Q1. When should I pick Cosmos DB over a regular SQL database? ▾

When you need (1) global distribution with single-digit ms latency in multiple regions, (2) automatic horizontal scaling without manual sharding, (3) tunable consistency per operation, or (4) multi-model access (e.g. SQL queries on JSON documents). If your data fits comfortably on one Postgres node and you don't need multi-region writes, plain Postgres is simpler and cheaper.

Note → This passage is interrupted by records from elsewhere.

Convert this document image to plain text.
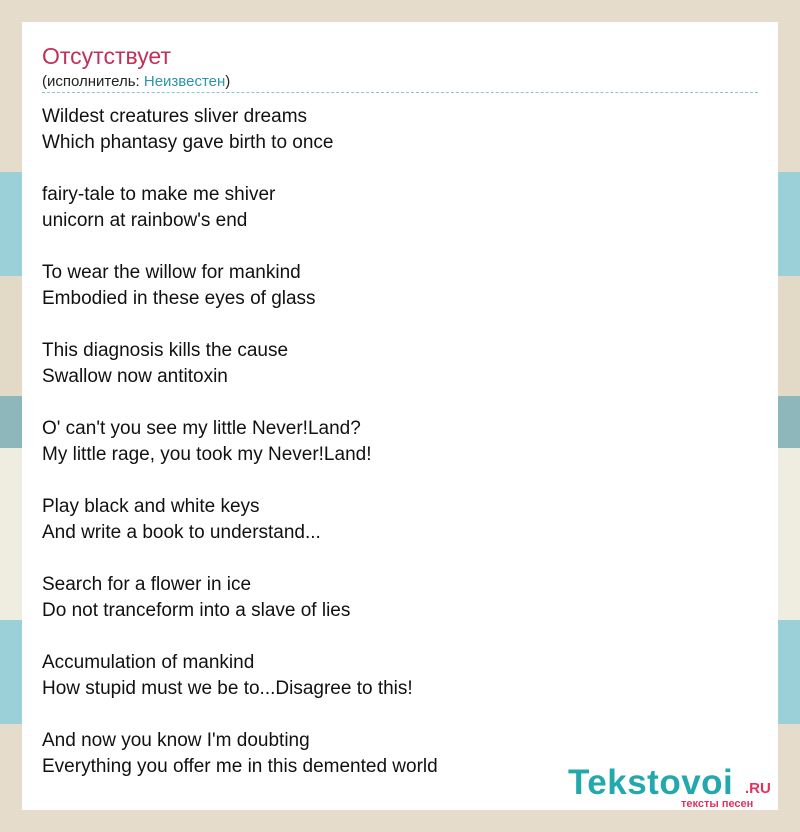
Отсутствует
(исполнитель: Неизвестен)
Wildest creatures sliver dreams
Which phantasy gave birth to once
fairy-tale to make me shiver
unicorn at rainbow's end
To wear the willow for mankind
Embodied in these eyes of glass
This diagnosis kills the cause
Swallow now antitoxin
O' can't you see my little Never!Land?
My little rage, you took my Never!Land!
Play black and white keys
And write a book to understand...
Search for a flower in ice
Do not tranceform into a slave of lies
Accumulation of mankind
How stupid must we be to...Disagree to this!
And now you know I'm doubting
Everything you offer me in this demented world	Tekstovoi .RU
тексты песен
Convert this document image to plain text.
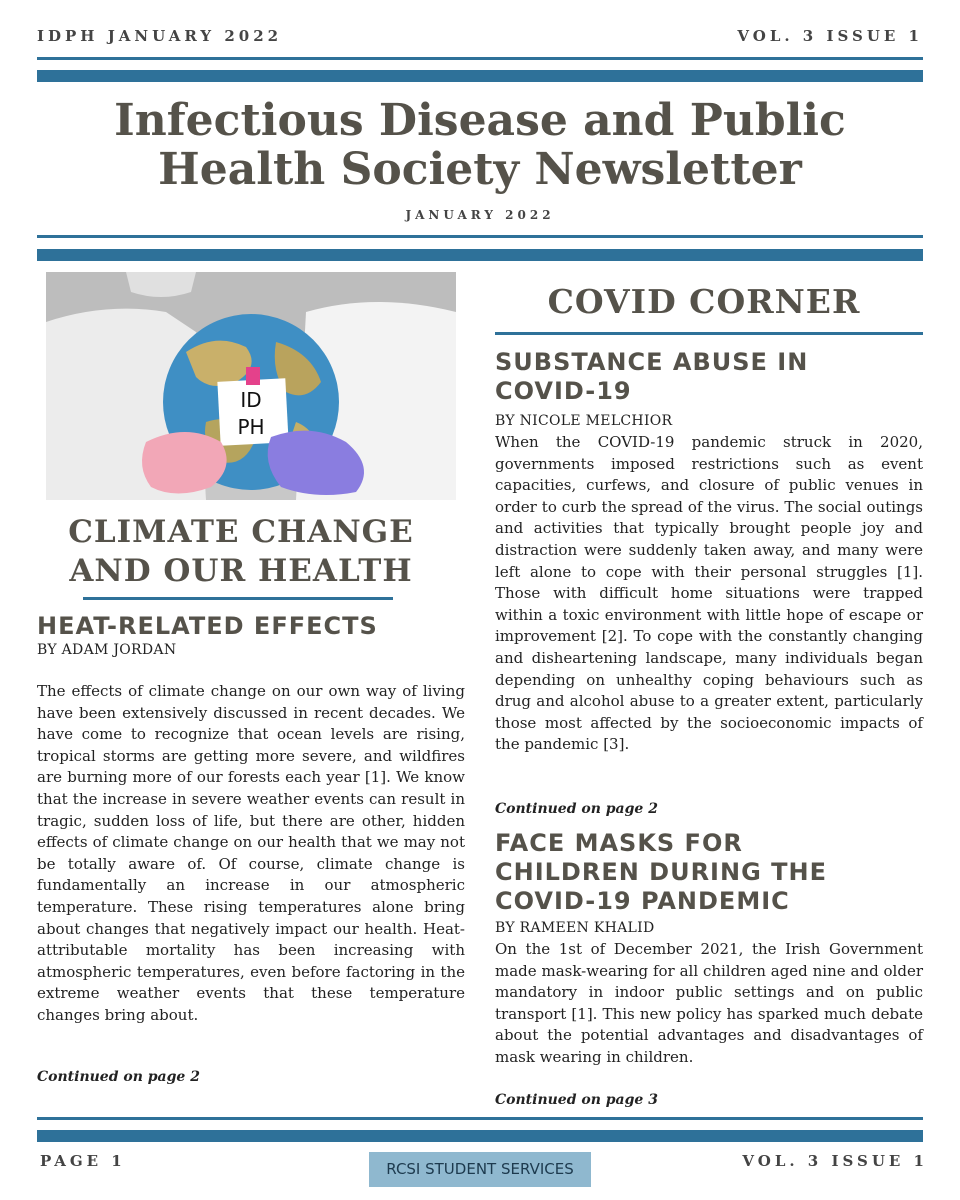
IDPH JANUARY 2022	VOL. 3 ISSUE 1
Infectious Disease and Public
Health Society Newsletter
JANUARY 2022
ID
PH
CLIMATE CHANGE
AND OUR HEALTH
HEAT-RELATED EFFECTS
BY ADAM JORDAN
The effects of climate change on our own way of living have been extensively discussed in recent decades. We have come to recognize that ocean levels are rising, tropical storms are getting more severe, and wildfires are burning more of our forests each year [1]. We know that the increase in severe weather events can result in tragic, sudden loss of life, but there are other, hidden effects of climate change on our health that we may not be totally aware of. Of course, climate change is fundamentally an increase in our atmospheric temperature. These rising temperatures alone bring about changes that negatively impact our health. Heat-attributable mortality has been increasing with atmospheric temperatures, even before factoring in the extreme weather events that these temperature changes bring about.
Continued on page 2
COVID CORNER
SUBSTANCE ABUSE IN
COVID-19
BY NICOLE MELCHIOR
When the COVID-19 pandemic struck in 2020, governments imposed restrictions such as event capacities, curfews, and closure of public venues in order to curb the spread of the virus. The social outings and activities that typically brought people joy and distraction were suddenly taken away, and many were left alone to cope with their personal struggles [1]. Those with difficult home situations were trapped within a toxic environment with little hope of escape or improvement [2]. To cope with the constantly changing and disheartening landscape, many individuals began depending on unhealthy coping behaviours such as drug and alcohol abuse to a greater extent, particularly those most affected by the socioeconomic impacts of the pandemic [3].
Continued on page 2
FACE MASKS FOR
CHILDREN DURING THE
COVID-19 PANDEMIC
BY RAMEEN KHALID
On the 1st of December 2021, the Irish Government made mask-wearing for all children aged nine and older mandatory in indoor public settings and on public transport [1]. This new policy has sparked much debate about the potential advantages and disadvantages of mask wearing in children.
Continued on page 3
PAGE 1	RCSI STUDENT SERVICES	VOL. 3 ISSUE 1
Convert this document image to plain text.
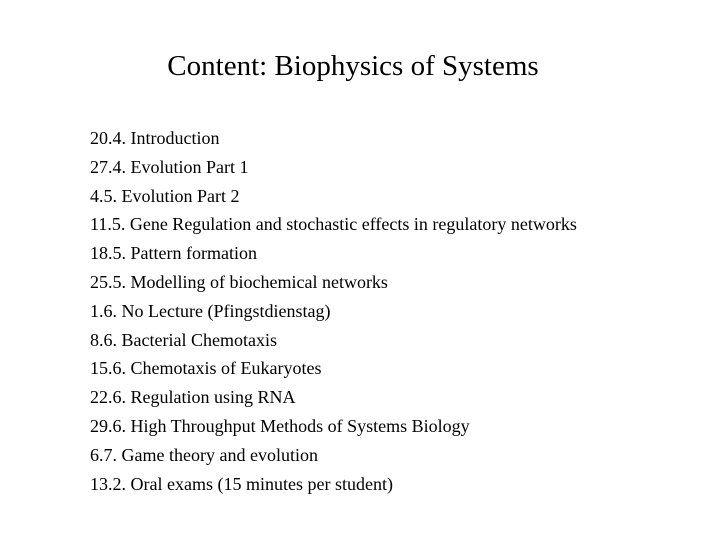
Content: Biophysics of Systems
20.4. Introduction
27.4. Evolution Part 1
4.5. Evolution Part 2
11.5. Gene Regulation and stochastic effects in regulatory networks
18.5. Pattern formation
25.5. Modelling of biochemical networks
1.6. No Lecture (Pfingstdienstag)
8.6. Bacterial Chemotaxis
15.6. Chemotaxis of Eukaryotes
22.6. Regulation using RNA
29.6. High Throughput Methods of Systems Biology
6.7. Game theory and evolution
13.2. Oral exams (15 minutes per student)
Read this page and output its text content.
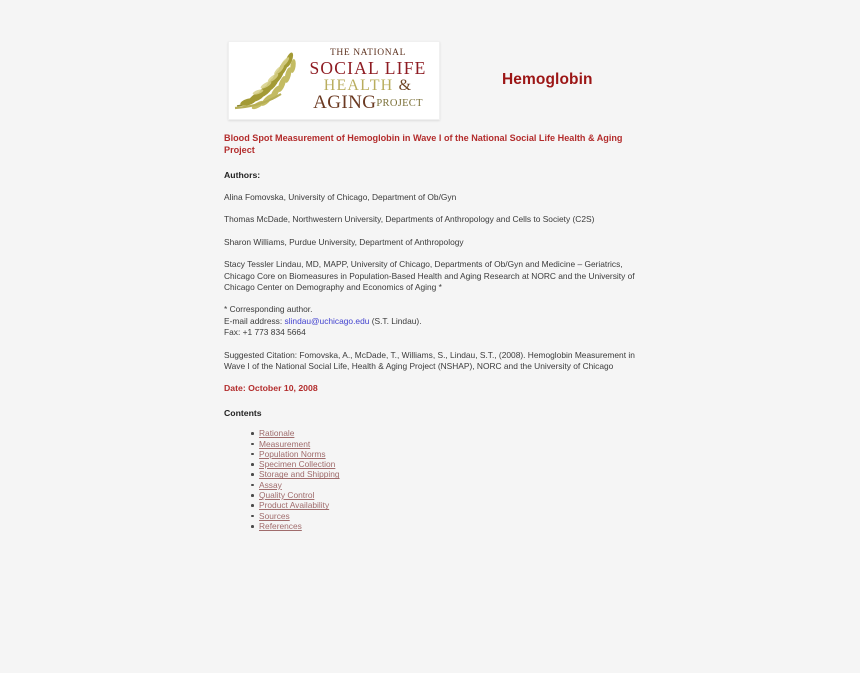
THE NATIONAL
SOCIAL LIFE
HEALTH &
AGINGPROJECT
Hemoglobin
Blood Spot Measurement of Hemoglobin in Wave I of the National Social Life Health & Aging Project
Authors:

Alina Fomovska, University of Chicago, Department of Ob/Gyn

Thomas McDade, Northwestern University, Departments of Anthropology and Cells to Society (C2S)

Sharon Williams, Purdue University, Department of Anthropology

Stacy Tessler Lindau, MD, MAPP, University of Chicago, Departments of Ob/Gyn and Medicine – Geriatrics, Chicago Core on Biomeasures in Population-Based Health and Aging Research at NORC and the University of Chicago Center on Demography and Economics of Aging *

* Corresponding author.
E-mail address: slindau@uchicago.edu (S.T. Lindau).
Fax: +1 773 834 5664

Suggested Citation: Fomovska, A., McDade, T., Williams, S., Lindau, S.T., (2008). Hemoglobin Measurement in Wave I of the National Social Life, Health & Aging Project (NSHAP), NORC and the University of Chicago

Date: October 10, 2008
Contents
Rationale
Measurement
Population Norms
Specimen Collection
Storage and Shipping
Assay
Quality Control
Product Availability
Sources
References
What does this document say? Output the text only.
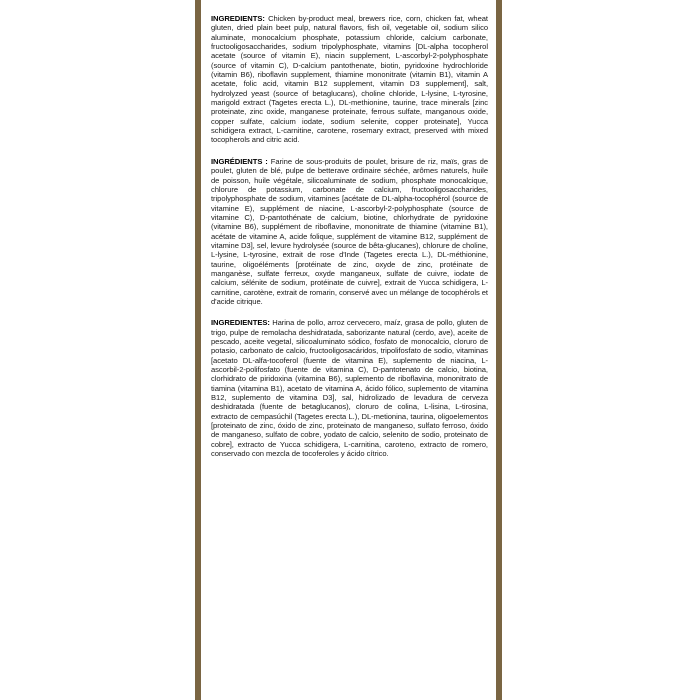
INGREDIENTS: Chicken by-product meal, brewers rice, corn, chicken fat, wheat gluten, dried plain beet pulp, natural flavors, fish oil, vegetable oil, sodium silico aluminate, monocalcium phosphate, potassium chloride, calcium carbonate, fructooligosaccharides, sodium tripolyphosphate, vitamins [DL-alpha tocopherol acetate (source of vitamin E), niacin supplement, L-ascorbyl-2-polyphosphate (source of vitamin C), D-calcium pantothenate, biotin, pyridoxine hydrochloride (vitamin B6), riboflavin supplement, thiamine mononitrate (vitamin B1), vitamin A acetate, folic acid, vitamin B12 supplement, vitamin D3 supplement], salt, hydrolyzed yeast (source of betaglucans), choline chloride, L-lysine, L-tyrosine, marigold extract (Tagetes erecta L.), DL-methionine, taurine, trace minerals [zinc proteinate, zinc oxide, manganese proteinate, ferrous sulfate, manganous oxide, copper sulfate, calcium iodate, sodium selenite, copper proteinate], Yucca schidigera extract, L-carnitine, carotene, rosemary extract, preserved with mixed tocopherols and citric acid.

INGRÉDIENTS : Farine de sous-produits de poulet, brisure de riz, maïs, gras de poulet, gluten de blé, pulpe de betterave ordinaire séchée, arômes naturels, huile de poisson, huile végétale, silicoaluminate de sodium, phosphate monocalcique, chlorure de potassium, carbonate de calcium, fructooligosaccharides, tripolyphosphate de sodium, vitamines [acétate de DL-alpha-tocophérol (source de vitamine E), supplément de niacine, L-ascorbyl-2-polyphosphate (source de vitamine C), D-pantothénate de calcium, biotine, chlorhydrate de pyridoxine (vitamine B6), supplément de riboflavine, mononitrate de thiamine (vitamine B1), acétate de vitamine A, acide folique, supplément de vitamine B12, supplément de vitamine D3], sel, levure hydrolysée (source de bêta-glucanes), chlorure de choline, L-lysine, L-tyrosine, extrait de rose d'Inde (Tagetes erecta L.), DL-méthionine, taurine, oligoéléments [protéinate de zinc, oxyde de zinc, protéinate de manganèse, sulfate ferreux, oxyde manganeux, sulfate de cuivre, iodate de calcium, sélénite de sodium, protéinate de cuivre], extrait de Yucca schidigera, L-carnitine, carotène, extrait de romarin, conservé avec un mélange de tocophérols et d'acide citrique.

INGREDIENTES: Harina de pollo, arroz cervecero, maíz, grasa de pollo, gluten de trigo, pulpe de remolacha deshidratada, saborizante natural (cerdo, ave), aceite de pescado, aceite vegetal, silicoaluminato sódico, fosfato de monocalcio, cloruro de potasio, carbonato de calcio, fructooligosacáridos, tripolifosfato de sodio, vitaminas [acetato DL-alfa-tocoferol (fuente de vitamina E), suplemento de niacina, L-ascorbil-2-polifosfato (fuente de vitamina C), D-pantotenato de calcio, biotina, clorhidrato de piridoxina (vitamina B6), suplemento de riboflavina, mononitrato de tiamina (vitamina B1), acetato de vitamina A, ácido fólico, suplemento de vitamina B12, suplemento de vitamina D3], sal, hidrolizado de levadura de cerveza deshidratada (fuente de betaglucanos), cloruro de colina, L-lisina, L-tirosina, extracto de cempasúchil (Tagetes erecta L.), DL-metionina, taurina, oligoelementos [proteinato de zinc, óxido de zinc, proteinato de manganeso, sulfato ferroso, óxido de manganeso, sulfato de cobre, yodato de calcio, selenito de sodio, proteinato de cobre], extracto de Yucca schidigera, L-carnitina, caroteno, extracto de romero, conservado con mezcla de tocoferoles y ácido cítrico.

Q2. How is Cosmos different from MongoDB Atlas or DynamoDB? ▾

All three are managed NoSQL. Cosmos's differentiators — multi-API surface (SQL + Mongo wire protocol + Cassandra wire protocol), five named consistency levels (vs Mongo's two and Dynamo's two), and SLA-backed latency at the 99th percentile in every region. DynamoDB is simpler and often cheaper at low scale; Mongo Atlas has the richest aggregation pipeline; Cosmos wins on multi-region writes + flexibility.

Q3. What's the cheapest way to start? ▾

Serverless mode (no minimum RU/s, pay per request) for dev/test or spiky workloads. Free tier gives you 1,000 RU/s + 25 GB free forever in one container — enough for most personal projects.

Q4. What does "schema-free" actually mean in Cosmos? ▾

You don't declare columns up-front. Every document is JSON; fields can vary across documents in the same container. Cosmos still indexes everything by default — meaning queries work on any field, but write cost grows with index breadth (lesson V07 covers tuning this).